Excision of the transformation zone of the cervix is the most commonly used approach to treat cervical precancerous lesions (cervical intraepithelial neoplasia (CIN)) to reduce the risk of developing cervical cancer. As the excision of the transformation zone leaves a raw area on the cervix, there is a risk of infection following the procedure. The incidence of infection after cold knife conization (CKC) is 36%, whereas the incidence for large loop excision of the transformation zone (LLETZ, also known as loop electrical excision procedure (LEEP)) is much lower (0.8% to 14.4%). Prophalytic antibiotics may prevent an infection developing and are often prescribed for CKC. However, there are no formal recommendations regarding the use of prophylactic antibiotics for infection prevention in women undergoing surgical excisional treatment for cervical precancerous lesions.
To evaluate the effectiveness and safety of antibiotics for infection prevention following excision of the cervical transformation zone.
We searched the Cochrane Central Register of Controlled Trials (CENTRAL) (2016, Issue 4), MEDLINE, Embase, LILACS to May 2016. We also checked registers of clinical trials, citation lists of included studies, key textbooks and previous systematic reviews for potentially relevant studies
We included randomised controlled trials (RCTs) evaluating the effectiveness and safety of prophylactic antibiotics versus a placebo or no treatment in women having excision of the cervical transformation zone, regardless of the type of surgical excisional method used.
We used standard methodological procedures expected by Cochrane. Two review authors independently selected potentially relevant trials, extracted data, and assessed risk of bias, compared results and resolved disagreements by discussion. We contacted investigators for additional data, where possible.
Of the 370 records that we identified as a result of the search (excluding duplicates), we regarded six abstracts and titles as potentially relevant studies. Of these six studies, three met the inclusion criteria involving 708 participants; most trials were at moderate or high risk of bias (risk mainly due to lack of blinding and high rate of incomplete data). We did not identify any ongoing trials. Although all included studies had been published in peer-reviewed journals at the time of the search and data extraction, numerical data regarding the outcome measured in one trial involving 77 participants were insufficient for inclusion in a meta-analyses.
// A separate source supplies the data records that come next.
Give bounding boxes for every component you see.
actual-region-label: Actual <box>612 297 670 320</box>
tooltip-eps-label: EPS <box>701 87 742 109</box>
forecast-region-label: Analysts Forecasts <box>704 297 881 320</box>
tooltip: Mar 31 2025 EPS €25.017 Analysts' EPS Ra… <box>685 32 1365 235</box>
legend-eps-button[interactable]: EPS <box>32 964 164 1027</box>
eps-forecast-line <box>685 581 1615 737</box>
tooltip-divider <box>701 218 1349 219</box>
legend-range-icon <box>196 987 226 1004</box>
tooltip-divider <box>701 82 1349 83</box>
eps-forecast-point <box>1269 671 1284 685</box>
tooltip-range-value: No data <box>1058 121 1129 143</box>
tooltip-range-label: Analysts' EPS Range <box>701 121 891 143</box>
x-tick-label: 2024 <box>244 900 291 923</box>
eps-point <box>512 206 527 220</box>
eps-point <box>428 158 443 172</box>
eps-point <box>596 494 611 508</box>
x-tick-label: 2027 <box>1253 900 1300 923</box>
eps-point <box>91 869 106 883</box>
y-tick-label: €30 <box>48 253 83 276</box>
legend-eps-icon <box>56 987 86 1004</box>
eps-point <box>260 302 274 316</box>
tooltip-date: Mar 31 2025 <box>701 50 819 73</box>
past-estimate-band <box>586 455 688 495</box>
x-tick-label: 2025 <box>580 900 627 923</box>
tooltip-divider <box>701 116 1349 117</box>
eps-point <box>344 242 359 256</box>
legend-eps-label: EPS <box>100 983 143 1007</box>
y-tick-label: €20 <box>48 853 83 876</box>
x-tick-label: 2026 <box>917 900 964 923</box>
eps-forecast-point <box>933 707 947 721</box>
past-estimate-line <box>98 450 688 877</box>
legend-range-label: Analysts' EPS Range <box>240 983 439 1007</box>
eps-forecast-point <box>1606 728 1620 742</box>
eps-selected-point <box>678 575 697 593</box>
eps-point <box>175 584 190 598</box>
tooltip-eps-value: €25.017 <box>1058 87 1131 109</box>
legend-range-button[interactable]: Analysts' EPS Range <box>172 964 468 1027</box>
The difference in the rates of prolonged vaginal discharge or presumed cervicitis (one study; 348 participants; risk ratio (RR), 1.29; 95% confidence interval (CI) 0.72 to 2.31; low-quality evidence) and severe vaginal bleeding (two studies; 638 participants; RR 1.21; 95% CI 0.52 to 2.82; very low-quality evidence) among the two comparison groups did not reach the level for clinically important effect. In addition, there was no difference in adverse events related to antibiotics i.e. nausea/vomiting, diarrhoea, and headache among the two comparison groups (two studies; 638 participants; RR 1.69; 95% CI 0.85 to 3.34; very low-quality evidence). There were no differences in the incidence of fever (RR, 2.23; 95% CI 0.20 to 24.36), lower abdominal pain (RR, 1.03; 95% CI 0.61 to 1.72), unscheduled medical consultation (RR 2.68, 95% CI 0.97 to 7.41), and additional self-medication (RR 1.22; 95% CI 0.56 to 2.67) between the two comparison groups (one study; 290 participants; low to very low-quality evidence).